KWARC / rust-libxml

Rust wrapper for libxml2
https://crates.io/crates/libxml
MIT License
76 stars 38 forks source link

Missing Node::to_string method #126

Closed anwaralameddin closed 8 months ago

anwaralameddin commented 8 months ago

The Document structure provides the method node_to_string that returns an XML representation of a node and its children. A similar method does not seem to be implemented directly on the Node structure. If I understand it correctly, it seems that one can get xmlDocPtr from _xmlNode. Can this be passed to xmlNodeDump used in node_to_string? If so, the Document argument is not needed here, and one should be able to implement Node::to_string.

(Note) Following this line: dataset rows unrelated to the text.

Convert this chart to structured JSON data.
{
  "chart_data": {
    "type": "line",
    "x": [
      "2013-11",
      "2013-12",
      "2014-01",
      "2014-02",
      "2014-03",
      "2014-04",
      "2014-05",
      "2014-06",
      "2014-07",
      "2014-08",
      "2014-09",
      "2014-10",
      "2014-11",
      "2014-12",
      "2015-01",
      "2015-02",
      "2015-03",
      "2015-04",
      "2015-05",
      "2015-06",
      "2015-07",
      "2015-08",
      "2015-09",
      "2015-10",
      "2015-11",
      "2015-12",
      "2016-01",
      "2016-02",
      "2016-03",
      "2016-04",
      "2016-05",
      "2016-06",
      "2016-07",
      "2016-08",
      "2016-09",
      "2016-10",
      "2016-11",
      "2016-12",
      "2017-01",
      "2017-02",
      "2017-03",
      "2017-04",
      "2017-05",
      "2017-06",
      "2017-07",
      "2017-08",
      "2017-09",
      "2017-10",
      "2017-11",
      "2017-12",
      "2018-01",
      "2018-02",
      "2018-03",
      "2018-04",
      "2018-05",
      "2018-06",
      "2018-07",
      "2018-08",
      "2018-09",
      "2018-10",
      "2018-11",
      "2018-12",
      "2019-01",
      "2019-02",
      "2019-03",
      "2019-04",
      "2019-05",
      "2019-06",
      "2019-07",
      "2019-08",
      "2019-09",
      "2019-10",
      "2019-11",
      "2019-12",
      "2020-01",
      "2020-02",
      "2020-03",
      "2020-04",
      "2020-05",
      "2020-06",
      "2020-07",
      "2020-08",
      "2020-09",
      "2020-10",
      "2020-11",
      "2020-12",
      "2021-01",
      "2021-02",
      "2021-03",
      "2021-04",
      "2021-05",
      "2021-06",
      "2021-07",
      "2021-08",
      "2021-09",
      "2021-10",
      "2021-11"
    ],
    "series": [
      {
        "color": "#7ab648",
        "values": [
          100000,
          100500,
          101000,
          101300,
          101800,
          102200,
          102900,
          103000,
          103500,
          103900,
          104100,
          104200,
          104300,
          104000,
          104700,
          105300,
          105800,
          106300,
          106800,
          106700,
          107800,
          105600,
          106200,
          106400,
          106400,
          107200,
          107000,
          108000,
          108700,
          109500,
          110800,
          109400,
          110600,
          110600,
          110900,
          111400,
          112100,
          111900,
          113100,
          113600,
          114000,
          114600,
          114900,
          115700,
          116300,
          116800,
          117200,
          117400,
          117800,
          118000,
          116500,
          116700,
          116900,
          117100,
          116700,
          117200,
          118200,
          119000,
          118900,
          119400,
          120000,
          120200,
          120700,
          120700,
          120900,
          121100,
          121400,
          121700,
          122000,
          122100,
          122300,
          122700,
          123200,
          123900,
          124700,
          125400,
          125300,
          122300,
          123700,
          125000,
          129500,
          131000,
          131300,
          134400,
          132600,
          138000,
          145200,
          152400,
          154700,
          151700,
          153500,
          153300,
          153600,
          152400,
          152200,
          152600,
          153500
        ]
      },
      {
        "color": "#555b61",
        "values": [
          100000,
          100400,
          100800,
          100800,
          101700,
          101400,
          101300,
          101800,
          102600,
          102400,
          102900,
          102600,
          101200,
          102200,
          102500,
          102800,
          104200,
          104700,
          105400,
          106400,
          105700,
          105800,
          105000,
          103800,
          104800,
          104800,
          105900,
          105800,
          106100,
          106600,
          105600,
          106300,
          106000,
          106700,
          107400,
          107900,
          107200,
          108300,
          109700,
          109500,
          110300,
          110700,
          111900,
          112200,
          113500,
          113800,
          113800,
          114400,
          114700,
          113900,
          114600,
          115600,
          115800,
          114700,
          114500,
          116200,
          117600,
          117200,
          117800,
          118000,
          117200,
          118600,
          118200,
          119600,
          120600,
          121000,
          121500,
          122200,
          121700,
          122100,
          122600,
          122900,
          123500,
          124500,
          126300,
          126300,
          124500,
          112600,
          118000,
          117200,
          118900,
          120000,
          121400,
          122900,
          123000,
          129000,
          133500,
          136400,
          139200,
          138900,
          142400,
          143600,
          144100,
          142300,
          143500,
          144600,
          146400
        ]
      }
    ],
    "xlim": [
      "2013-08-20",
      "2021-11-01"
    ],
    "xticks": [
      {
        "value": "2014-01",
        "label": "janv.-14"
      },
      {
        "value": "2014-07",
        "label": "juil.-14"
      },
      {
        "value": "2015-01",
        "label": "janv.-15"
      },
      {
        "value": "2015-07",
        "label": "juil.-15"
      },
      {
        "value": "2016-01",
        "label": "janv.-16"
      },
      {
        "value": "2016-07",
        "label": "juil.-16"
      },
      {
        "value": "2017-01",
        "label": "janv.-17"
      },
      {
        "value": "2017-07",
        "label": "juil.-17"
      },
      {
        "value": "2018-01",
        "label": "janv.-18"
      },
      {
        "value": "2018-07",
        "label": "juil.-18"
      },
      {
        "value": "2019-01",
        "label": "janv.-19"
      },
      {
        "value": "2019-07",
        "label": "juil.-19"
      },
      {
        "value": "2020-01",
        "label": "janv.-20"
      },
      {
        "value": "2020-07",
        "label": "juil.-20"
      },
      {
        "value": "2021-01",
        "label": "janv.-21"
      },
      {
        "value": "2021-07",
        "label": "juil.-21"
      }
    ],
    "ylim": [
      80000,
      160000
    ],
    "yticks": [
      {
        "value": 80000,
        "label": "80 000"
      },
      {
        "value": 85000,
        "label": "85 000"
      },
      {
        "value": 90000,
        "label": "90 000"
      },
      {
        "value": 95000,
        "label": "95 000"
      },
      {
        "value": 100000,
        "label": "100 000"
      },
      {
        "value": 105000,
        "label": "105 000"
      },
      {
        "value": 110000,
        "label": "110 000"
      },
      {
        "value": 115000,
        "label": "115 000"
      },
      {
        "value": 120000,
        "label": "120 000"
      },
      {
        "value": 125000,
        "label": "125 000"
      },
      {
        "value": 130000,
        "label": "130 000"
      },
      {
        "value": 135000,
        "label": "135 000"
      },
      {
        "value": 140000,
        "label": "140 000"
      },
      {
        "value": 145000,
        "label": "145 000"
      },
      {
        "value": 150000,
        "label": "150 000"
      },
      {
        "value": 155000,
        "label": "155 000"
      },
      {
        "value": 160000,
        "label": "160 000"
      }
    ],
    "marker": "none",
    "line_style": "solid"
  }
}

Currently, I am passing the node and document around merely to be able to call node_to_string when handling errors when, in principle, I only need the node.

If such an addition is not possible or intended, could you please clarify any pitfall one may have when introducing this method using the member doc of the _xmlNode structure? If such a method needs to return an Option depending on whether the node is linked, it remains useful.

dginev commented 8 months ago

You could do that, but it creates a guarantee that Node will always hold a reference to a Document in the future. Currently that is only an internal implementation detail which is potentially subject to change.

And if you look at the read-only version of Node: https://github.com/KWARC/rust-libxml/blob/11f1d4ad2be7265fb59843f1ec4f1e656109e5e4/src/readonly/tree.rs#L16

You'll see that it doesn't carry any connection to its parent document. Neither does the original xmlNodePtr, if I remember correctly. But indeed Node currently keeps a ref to its owner document for bookkeeping.

The one possible gotcha is calling node.to_string() on a Node which was unlinked and then had its owning Document dropped. I think that has to be guarded in a new Node::to_string, i.e. one has to check if DocumentWeak has a usable pointer - and if not - report an error. So this kind of method may need to return Result<String> rather than String.

But if all of that sounds reasonable, I am open to adding it if it makes things more convenient.

anwaralameddin commented 8 months ago

Thank you for your explanation. I am considering the member doc of the libxml2 _xmlNode struct rather than the reference to a Document in Node, more in line with the below:

let node_ptr = self.node_ptr();
let doc_ptr = if node_ptr.is_null() {
  ptr::null_mut()
} else {
  (*node_ptr).doc
};
// dump the node
xmlNodeDump(
  buf, doc_ptr, node_ptr, 1, // level of indentation
  0, /* disable formatting */
);

Unless I am missing something, I think this way, it could be implemented for both Node and RoNode.

anwaralameddin commented 8 months ago

Thank you for pointing out possible issues. Indeed, when the owning document is dropped, tests for such an implementation fail. When it returns a string, it's either the empty string or a representation of an empty element.